Kılık kıyafetinden, alışverişinden, koyduğun fotoğraftaki pozundan arkadaşlarına kadar eleştiriliyoruz. “Amaaan ne olacak ki” demek zamanla gelir diye bekliyorsun ama bu o kadar da kolay olmuyor.Ayda Aksel: Yaşınız ilerledikçe başka bir şekilde bakabiliyorsunuz ama gencecik oyuncuların buna maruz kalması çok üzücü çünkü beğenilmek, sevilmek, ilerlemek istiyorlar. “Tamam, önemli değil, geçer bunlar” diye kabul etmek çok zor.Alina Boz: İnsanların artık terazisi de şaştı.
Neye cevap vermek, neye tepki vermek, neye sessiz kalmak gerektiğini asla bilemiyorsun.◊ Nasıl?Alina Boz: Mesela çok önemsiz bir konu var, insanlar senden bir cevap bekliyor.
Ama çıkıp bir şey söylesen daha çok besleniyorlar, konu uzuyor.
Hiç açıklama yapmasan sessiz kalmış oluyorsun, o da eleştiriliyor.
Belki 20 sene sonra bunlar yeni jenerasyonun hiç umurunda olmayacak ama biz bir tık arada kaldık.“Kimse kimseye ‘Burası tiyatro, buraya bulaşamazsınız’ gibi bir şey söyleyemez”◊ Ekranda çok sevdiğimiz iki yüzsünüz, şu anda tiyatro sahnesindesiniz.
Ekranlarda oyunculuğunu sevdiğimiz isimleri son dönemde sık sık tiyatro sahnesinde de görüyoruz.
Tiyatro da artık biraz reytingli bir yere mi dönüyor?Ayda Aksel: Herkes her şeyi deneyebilir.
Bir sinema oyuncusu, bir oyunda rol almak istiyorsa ya da ona rol teklif edildiyse tabii oynar, oynamalıdır.
Önemli olan seyircinin cevabıdır.
Seyirci severse devam eder, kendini geliştirirse oraya uyum sağlar.
Yani kimse kimseye “Hayır, burası tiyatro, buraya bulaşamazsınız” gibi bir şey söyleyemez.
Dünyada da bu böyle, filmlerde izlediğimiz birçok oyuncu aynı zamanda tiyatro sahnesinde.

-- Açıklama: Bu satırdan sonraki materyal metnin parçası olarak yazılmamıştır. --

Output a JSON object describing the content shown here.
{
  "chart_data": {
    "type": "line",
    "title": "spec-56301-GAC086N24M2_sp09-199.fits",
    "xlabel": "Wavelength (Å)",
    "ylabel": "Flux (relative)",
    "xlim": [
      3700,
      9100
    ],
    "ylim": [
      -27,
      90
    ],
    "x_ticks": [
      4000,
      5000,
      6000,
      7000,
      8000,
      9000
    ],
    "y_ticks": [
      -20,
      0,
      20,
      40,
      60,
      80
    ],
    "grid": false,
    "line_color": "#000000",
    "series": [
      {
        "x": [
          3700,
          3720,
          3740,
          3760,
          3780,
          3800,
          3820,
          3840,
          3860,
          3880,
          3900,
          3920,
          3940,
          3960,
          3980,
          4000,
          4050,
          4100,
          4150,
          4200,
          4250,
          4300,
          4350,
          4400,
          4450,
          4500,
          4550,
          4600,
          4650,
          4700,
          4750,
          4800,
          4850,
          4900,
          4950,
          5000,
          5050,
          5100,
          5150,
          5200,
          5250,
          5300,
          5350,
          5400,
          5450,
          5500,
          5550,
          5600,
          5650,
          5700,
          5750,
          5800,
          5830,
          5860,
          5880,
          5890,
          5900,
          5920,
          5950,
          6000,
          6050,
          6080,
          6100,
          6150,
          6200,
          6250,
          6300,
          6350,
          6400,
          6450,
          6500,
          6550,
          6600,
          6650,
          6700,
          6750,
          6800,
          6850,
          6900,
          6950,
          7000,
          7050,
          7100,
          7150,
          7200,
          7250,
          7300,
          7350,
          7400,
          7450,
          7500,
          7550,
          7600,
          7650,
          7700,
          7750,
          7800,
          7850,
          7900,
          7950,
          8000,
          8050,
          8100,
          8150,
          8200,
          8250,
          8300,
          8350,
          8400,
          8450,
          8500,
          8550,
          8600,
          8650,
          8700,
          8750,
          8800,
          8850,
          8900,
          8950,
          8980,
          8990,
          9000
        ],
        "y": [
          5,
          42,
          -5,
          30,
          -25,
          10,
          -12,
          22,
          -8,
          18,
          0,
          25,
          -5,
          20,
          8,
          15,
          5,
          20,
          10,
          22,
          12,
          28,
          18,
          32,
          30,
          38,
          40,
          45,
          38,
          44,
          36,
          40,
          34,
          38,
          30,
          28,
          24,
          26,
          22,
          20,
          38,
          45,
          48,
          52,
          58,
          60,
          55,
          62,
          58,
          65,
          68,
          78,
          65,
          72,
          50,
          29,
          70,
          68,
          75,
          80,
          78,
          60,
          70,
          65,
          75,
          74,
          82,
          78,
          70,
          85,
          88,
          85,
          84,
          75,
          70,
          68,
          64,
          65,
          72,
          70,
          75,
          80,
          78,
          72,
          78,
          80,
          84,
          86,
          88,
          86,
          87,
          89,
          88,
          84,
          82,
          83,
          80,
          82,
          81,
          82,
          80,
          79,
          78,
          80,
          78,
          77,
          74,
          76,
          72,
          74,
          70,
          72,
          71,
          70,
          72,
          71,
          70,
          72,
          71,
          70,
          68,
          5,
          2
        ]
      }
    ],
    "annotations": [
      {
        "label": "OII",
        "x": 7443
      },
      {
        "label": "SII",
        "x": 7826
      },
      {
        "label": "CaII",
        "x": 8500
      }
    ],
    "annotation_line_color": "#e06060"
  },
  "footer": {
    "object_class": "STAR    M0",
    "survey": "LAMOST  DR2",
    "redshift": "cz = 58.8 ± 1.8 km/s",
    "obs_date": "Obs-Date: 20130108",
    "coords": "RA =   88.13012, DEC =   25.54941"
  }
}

Tabii eğitim almaları, gerçekten beslenmeleri gerekiyor.
Yoksa “Bugün bunu yaparım, yarın şunu”; hayır, bir kere yaparsın ama ikinciyi yapamazsın.◊ Birbirinizi nasıl anlatırsınız?
Ayda Aksel: Ben başta anlattım sanıyorum.Alina Boz: Ayda Hanım çok güzel, kök salmış bir ağaca benziyor.
O ağaç baharda açar ama kahverengi göründüğünde de çok güzeldir.
Çınar ağacı gibi hayranlıkla baktığımız, saygı duyduğumuz, sarılma hissi uyandıran, çok çok değerli biri.